An XPHY nibble can be reset through the process below. For interfaces that span multiple nibbles, apply the same sequence to all nibbles. Note that NIBBLESLICE[0] must be used for proper output delay calibration of each NIBBLESLICE in a nibble. If NIBBESLICE[0] is not used (implying that TX_RST[0] and RX_RST[0] would normally be tied to 1) but output delays are used in other NIBBESLICEs in the nibble, tie both TX_RST[0] and RX_RST[0] (not just TX_RST[0]) to 0 instead of 1.
The reset sequence for XPHY nibbles with SERIAL_MODE = FALSE (this is associated with source-synchronous designs) is shown below. Unless otherwise marked, all signals refer to the XPHY:
- Always keep PHY_WREN and PHY_RDEN deasserted during the reset sequence.
- Always keep TX_EN_VTC and RX_EN_VTC asserted during the reset sequence.
- RST, TX_RST, and RX_RST start as asserted.
- XPLL.CLKOUTPHYEN starts as deasserted, and should be deasserted whenever RST is asserted or upon device power-on.
- EN_VTC starts as deasserted. If external calibration is not required and VTC is being used, EN_VTC can be tied off to 1.
- Wait for XPLL.LOCKED_FB to assert. If multiple XPLLs are used to clock the interface, AND together each XPLL.LOCKED_FB of the XPLLs used to clock the interface.
- After the result of step 1 asserts, deassert RST, TX_RST, and RX_RST on all nibbles that compose the interface.
- Wait 64 CTRL_CLK cycles after the XPLL.LOCKED_FB AND gate asserts, then assert XPLL.CLKOUTPHYEN on all XPLLs used to clock the interface.
- AND the DLY_RDY from each nibble in the interface, and synchronize the result in your application's clock domain.
- After the AND of all DLY_RDYs in the interface from step (4) is 1, assert EN_VTC on all nibbles that compose the interface. If VTC is not used or REFCLK_FREQUENCY < 500MHz (for which EN_VTC should be tied to 0, and VTC and DELAY_VALUE _x are not supported), instead of asserting EN_VTC, skip to step 7 after the AND of all DLY_RDYs in the interface from step 4 is 1.

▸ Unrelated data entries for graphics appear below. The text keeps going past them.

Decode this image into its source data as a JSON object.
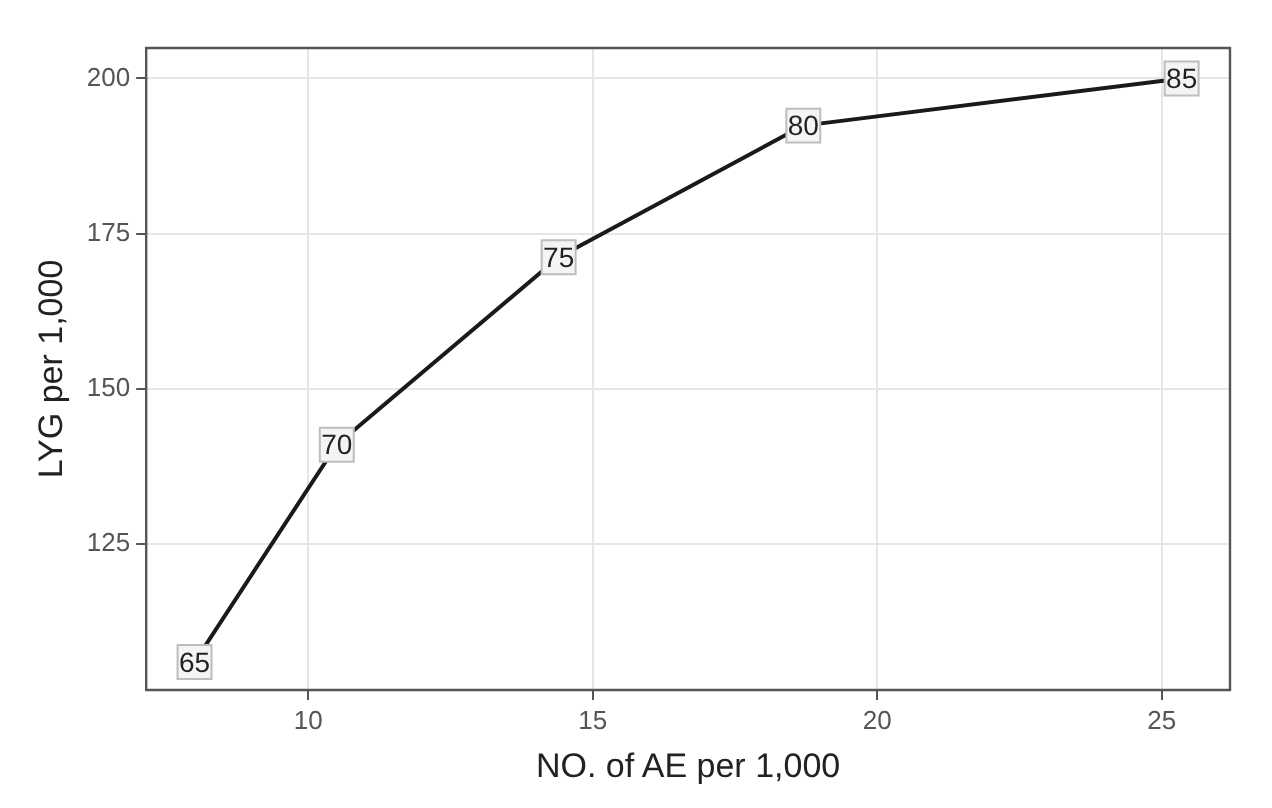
{
  "chart_data": {
    "type": "line",
    "xlabel": "NO. of AE per 1,000",
    "ylabel": "LYG per 1,000",
    "x": [
      8.0,
      10.5,
      14.4,
      18.7,
      25.35
    ],
    "series": [
      {
        "color": "#1a1a1a",
        "values": [
          106,
          141,
          171.2,
          192.4,
          200
        ]
      }
    ],
    "xlim": [
      7.15,
      26.2
    ],
    "xticks": [
      10,
      15,
      20,
      25
    ],
    "ylim": [
      101.5,
      204.9
    ],
    "yticks": [
      125,
      150,
      175,
      200
    ],
    "grid": true,
    "marker": "square",
    "line_style": "solid",
    "annotations": [
      {
        "text": "65",
        "x": 8.0,
        "y": 106
      },
      {
        "text": "70",
        "x": 10.5,
        "y": 141
      },
      {
        "text": "75",
        "x": 14.4,
        "y": 171.2
      },
      {
        "text": "80",
        "x": 18.7,
        "y": 192.4
      },
      {
        "text": "85",
        "x": 25.35,
        "y": 200
      }
    ]
  }
}
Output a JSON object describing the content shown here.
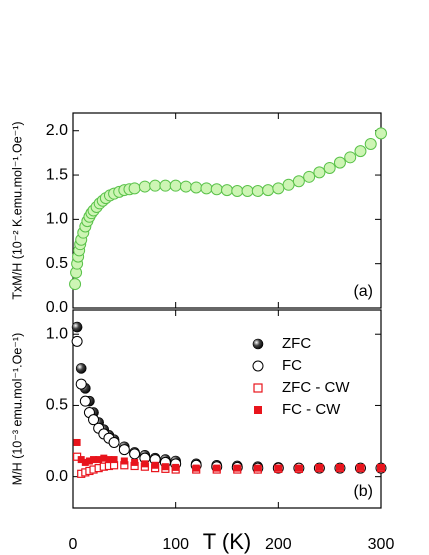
{
  "chart_data": [
    {
      "type": "scatter",
      "ylabel": "TxM/H (10⁻² K.emu.mol⁻¹.Oe⁻¹)",
      "annotation": "(a)",
      "xlim": [
        0,
        300
      ],
      "xticks": [
        0,
        100,
        200,
        300
      ],
      "ylim": [
        0,
        2.2
      ],
      "yticks": [
        {
          "value": 0,
          "label": "0.0"
        },
        0.5,
        {
          "value": 1,
          "label": "1.0"
        },
        1.5,
        {
          "value": 2,
          "label": "2.0"
        }
      ],
      "x": [
        2,
        3,
        4,
        5,
        6,
        7,
        8,
        10,
        12,
        14,
        16,
        18,
        20,
        23,
        26,
        29,
        32,
        36,
        40,
        45,
        50,
        55,
        60,
        70,
        80,
        90,
        100,
        110,
        120,
        130,
        140,
        150,
        160,
        170,
        180,
        190,
        200,
        210,
        220,
        230,
        240,
        250,
        260,
        270,
        280,
        290,
        300
      ],
      "series": [
        {
          "marker": "circle-open-filled",
          "color": "#5ac24a",
          "values": [
            0.27,
            0.4,
            0.5,
            0.58,
            0.65,
            0.72,
            0.77,
            0.85,
            0.92,
            0.98,
            1.03,
            1.07,
            1.1,
            1.14,
            1.18,
            1.21,
            1.24,
            1.27,
            1.29,
            1.31,
            1.33,
            1.34,
            1.35,
            1.37,
            1.38,
            1.38,
            1.38,
            1.37,
            1.36,
            1.35,
            1.34,
            1.33,
            1.32,
            1.32,
            1.32,
            1.33,
            1.35,
            1.39,
            1.43,
            1.48,
            1.53,
            1.58,
            1.64,
            1.7,
            1.77,
            1.85,
            1.97
          ]
        }
      ]
    },
    {
      "type": "scatter",
      "xlabel": "T (K)",
      "ylabel": "M/H (10⁻³ emu.mol⁻¹.Oe⁻¹)",
      "annotation": "(b)",
      "xlim": [
        0,
        300
      ],
      "xticks": [
        0,
        100,
        200,
        300
      ],
      "ylim": [
        -0.22,
        1.17
      ],
      "yticks": [
        {
          "value": 0,
          "label": "0.0"
        },
        0.5,
        {
          "value": 1,
          "label": "1.0"
        }
      ],
      "x": [
        4,
        8,
        12,
        16,
        20,
        25,
        30,
        35,
        40,
        50,
        60,
        70,
        80,
        90,
        100,
        120,
        140,
        160,
        180,
        200,
        220,
        240,
        260,
        280,
        300
      ],
      "series": [
        {
          "name": "ZFC",
          "marker": "ball",
          "color": "#000000",
          "values": [
            1.05,
            0.76,
            0.62,
            0.53,
            0.45,
            0.38,
            0.33,
            0.29,
            0.26,
            0.21,
            0.17,
            0.15,
            0.13,
            0.12,
            0.11,
            0.09,
            0.08,
            0.075,
            0.07,
            0.065,
            0.06,
            0.06,
            0.06,
            0.06,
            0.06
          ]
        },
        {
          "name": "FC",
          "marker": "circle-open",
          "color": "#000000",
          "values": [
            0.95,
            0.65,
            0.53,
            0.45,
            0.4,
            0.34,
            0.3,
            0.27,
            0.24,
            0.19,
            0.16,
            0.13,
            0.12,
            0.1,
            0.09,
            0.08,
            0.07,
            0.065,
            0.06,
            0.06,
            0.06,
            0.06,
            0.06,
            0.06,
            0.06
          ]
        },
        {
          "name": "ZFC - CW",
          "marker": "square-open",
          "color": "#e8141c",
          "values": [
            0.14,
            0.02,
            0.03,
            0.04,
            0.05,
            0.06,
            0.07,
            0.075,
            0.08,
            0.08,
            0.075,
            0.07,
            0.06,
            0.055,
            0.05,
            0.05,
            0.05,
            0.05,
            0.05,
            0.055,
            0.055,
            0.06,
            0.06,
            0.06,
            0.06
          ]
        },
        {
          "name": "FC - CW",
          "marker": "square-filled",
          "color": "#e8141c",
          "values": [
            0.24,
            0.12,
            0.1,
            0.11,
            0.12,
            0.12,
            0.13,
            0.12,
            0.12,
            0.11,
            0.1,
            0.09,
            0.08,
            0.07,
            0.065,
            0.06,
            0.06,
            0.06,
            0.06,
            0.06,
            0.06,
            0.065,
            0.065,
            0.065,
            0.065
          ]
        }
      ]
    }
  ]
}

- AND the PHY_RDY from each nibble in the interface and wait for the output of this AND gate to be 1.
- Wait 16 CTRL_CLK cycles.
- After the 16th cycle, the reset sequence is considered complete if XPLL.LOCKED of all XPLLs that comprise the interface is 1. If XPLL.LOCKED_FB deasserts at any time, place all nibbles and XPLLs that compose the interface back into a reset state, defined by the bullet points prior to this sequence.

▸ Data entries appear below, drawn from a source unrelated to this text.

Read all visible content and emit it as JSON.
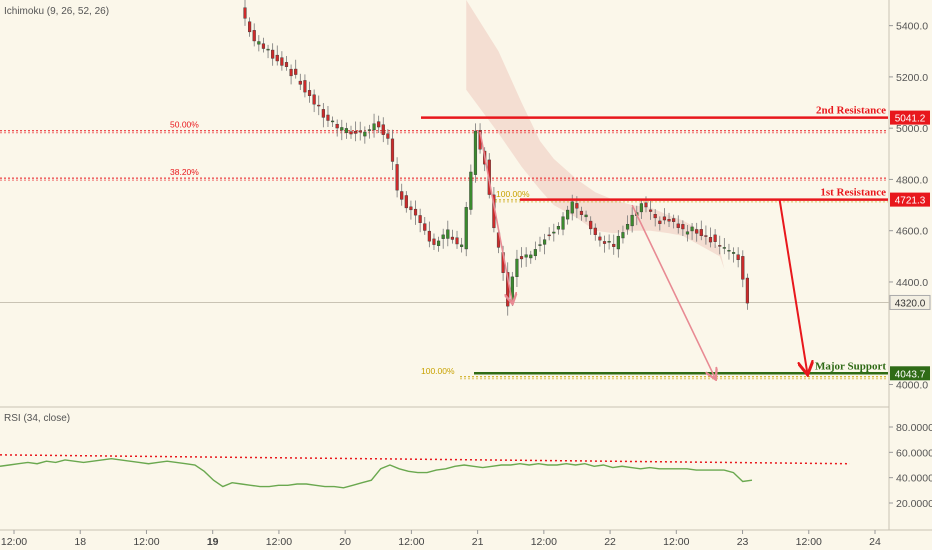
{
  "chart_data": {
    "type": "candlestick",
    "indicators": {
      "ichimoku_label": "Ichimoku (9, 26, 52, 26)",
      "rsi_label": "RSI (34, close)"
    },
    "price_axis": {
      "ticks": [
        5400,
        5200,
        5000,
        4800,
        4600,
        4400,
        4000
      ],
      "tick_labels": [
        "5400.0",
        "5200.0",
        "5000.0",
        "4800.0",
        "4600.0",
        "4400.0",
        "4000.0"
      ],
      "range": [
        3920,
        5500
      ]
    },
    "rsi_axis": {
      "ticks": [
        80,
        60,
        40,
        20
      ],
      "tick_labels": [
        "80.0000",
        "60.0000",
        "40.0000",
        "20.0000"
      ],
      "range": [
        5,
        95
      ]
    },
    "time_axis": {
      "labels": [
        "12:00",
        "18",
        "12:00",
        "19",
        "12:00",
        "20",
        "12:00",
        "21",
        "12:00",
        "22",
        "12:00",
        "23",
        "12:00",
        "24"
      ],
      "bold": [
        false,
        false,
        false,
        true,
        false,
        false,
        false,
        false,
        false,
        false,
        false,
        false,
        false,
        false
      ]
    },
    "last_price": 4320.0,
    "last_price_label": "4320.0",
    "levels": [
      {
        "name": "2nd Resistance",
        "value": 5041.2,
        "value_label": "5041.2",
        "color": "#e8171c"
      },
      {
        "name": "1st Resistance",
        "value": 4721.3,
        "value_label": "4721.3",
        "color": "#e8171c"
      },
      {
        "name": "Major Support",
        "value": 4043.7,
        "value_label": "4043.7",
        "color": "#2f6b16"
      }
    ],
    "fibonacci": [
      {
        "label": "50.00%",
        "value": 4990,
        "color": "#e8171c"
      },
      {
        "label": "38.20%",
        "value": 4805,
        "color": "#e8171c"
      },
      {
        "label": "100.00%",
        "value": 4720,
        "color": "#c8a200"
      },
      {
        "label": "100.00%",
        "value": 4030,
        "color": "#c8a200"
      }
    ],
    "rsi_resistance": {
      "start": 58,
      "end": 51
    },
    "price_path": [
      [
        0,
        5470
      ],
      [
        3,
        5340
      ],
      [
        6,
        5300
      ],
      [
        10,
        5240
      ],
      [
        14,
        5150
      ],
      [
        18,
        5050
      ],
      [
        22,
        4990
      ],
      [
        26,
        4980
      ],
      [
        29,
        5020
      ],
      [
        32,
        4960
      ],
      [
        34,
        4760
      ],
      [
        36,
        4700
      ],
      [
        39,
        4620
      ],
      [
        42,
        4550
      ],
      [
        45,
        4590
      ],
      [
        48,
        4530
      ],
      [
        51,
        4980
      ],
      [
        53,
        4870
      ],
      [
        55,
        4600
      ],
      [
        57,
        4450
      ],
      [
        58,
        4320
      ],
      [
        60,
        4500
      ],
      [
        63,
        4510
      ],
      [
        66,
        4580
      ],
      [
        69,
        4620
      ],
      [
        72,
        4700
      ],
      [
        75,
        4650
      ],
      [
        78,
        4560
      ],
      [
        81,
        4540
      ],
      [
        84,
        4620
      ],
      [
        87,
        4700
      ],
      [
        90,
        4640
      ],
      [
        93,
        4640
      ],
      [
        96,
        4600
      ],
      [
        99,
        4600
      ],
      [
        102,
        4570
      ],
      [
        105,
        4530
      ],
      [
        108,
        4490
      ],
      [
        109,
        4420
      ],
      [
        110,
        4320
      ]
    ],
    "rsi_values": [
      49,
      50,
      51,
      52,
      51,
      53,
      52,
      54,
      53,
      52,
      53,
      54,
      55,
      54,
      53,
      52,
      51,
      52,
      53,
      52,
      51,
      50,
      45,
      38,
      33,
      36,
      35,
      34,
      33,
      33,
      34,
      34,
      35,
      35,
      34,
      33,
      33,
      32,
      34,
      36,
      38,
      47,
      50,
      47,
      45,
      44,
      44,
      46,
      47,
      49,
      50,
      49,
      48,
      49,
      50,
      50,
      51,
      50,
      51,
      50,
      50,
      51,
      50,
      51,
      49,
      50,
      48,
      49,
      48,
      47,
      48,
      47,
      47,
      47,
      47,
      46,
      46,
      46,
      46,
      44,
      37,
      38
    ],
    "cloud": {
      "upper": [
        [
          48,
          5500
        ],
        [
          55,
          5300
        ],
        [
          60,
          5100
        ],
        [
          64,
          4950
        ],
        [
          67,
          4880
        ],
        [
          72,
          4800
        ],
        [
          76,
          4750
        ],
        [
          80,
          4720
        ],
        [
          84,
          4700
        ],
        [
          88,
          4690
        ],
        [
          92,
          4660
        ],
        [
          95,
          4640
        ],
        [
          97,
          4620
        ],
        [
          100,
          4580
        ],
        [
          103,
          4530
        ],
        [
          104,
          4450
        ]
      ],
      "lower": [
        [
          104,
          4450
        ],
        [
          103,
          4500
        ],
        [
          100,
          4530
        ],
        [
          97,
          4560
        ],
        [
          95,
          4580
        ],
        [
          92,
          4590
        ],
        [
          88,
          4600
        ],
        [
          84,
          4600
        ],
        [
          80,
          4590
        ],
        [
          76,
          4600
        ],
        [
          72,
          4650
        ],
        [
          67,
          4700
        ],
        [
          64,
          4760
        ],
        [
          60,
          4850
        ],
        [
          55,
          4980
        ],
        [
          48,
          5150
        ]
      ]
    },
    "projections": [
      {
        "from": [
          51,
          4985
        ],
        "to": [
          58,
          4320
        ],
        "color": "#e88a93"
      },
      {
        "from": [
          84,
          4700
        ],
        "to": [
          102,
          4025
        ],
        "color": "#e88a93"
      },
      {
        "from": [
          116,
          4720
        ],
        "to": [
          122,
          4045
        ],
        "color": "#e8171c"
      }
    ]
  }
}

The reset sequence for XPHY nibbles with SERIAL_MODE = TRUE (any design that is not source-synchronous) is as follows. Unless otherwise marked, all signals refer to the XPHY:
- Always keep PHY_WREN and PHY_RDEN deasserted during the reset sequence.
- Always keep TX_EN_VTC and RX_EN_VTC asserted during the reset sequence.
- RST, TX_RST, and RX_RST start as asserted.
- XPLL.CLKOUTPHYEN starts as deasserted, and should be deasserted whenever RST is asserted or upon device power-on.
- This sequence assumes VTC is not used. Thus, EN_VTC should
be deasserted or tied off to
1'b0
.
- Wait for XPLL.LOCKED_FB to assert. If multiple XPLLs are used to clock the interface, AND together each XPLL.LOCKED_FB of the XPLLs used to clock the interface.
- After the result of step (1) asserts, deassert RST, TX_RST, and RX_RST on all nibbles that comprise the interface.
- Wait 64 CTRL_CLK cycles after the XPLL.LOCKED_FB AND gate asserts, then assert XPLL.CLKOUTPHYEN on all XPLLs used to clock the interface.
- AND the DLY_RDY from each nibble in the interface, and synchronize the result in your application's clock domain.
- After the result of step (4) asserts, wait an additional 16 CTRL_CLK cycles. After the 16th cycle, the reset sequence is considered complete if XPLL.LOCKED of all XPLLs that comprise the interface is 1. If XPLL.LOCKED_FB deasserts at any time, place all nibbles and XPLLs that comprise the interface back into a reset state, defined by the bullet points prior to this sequence.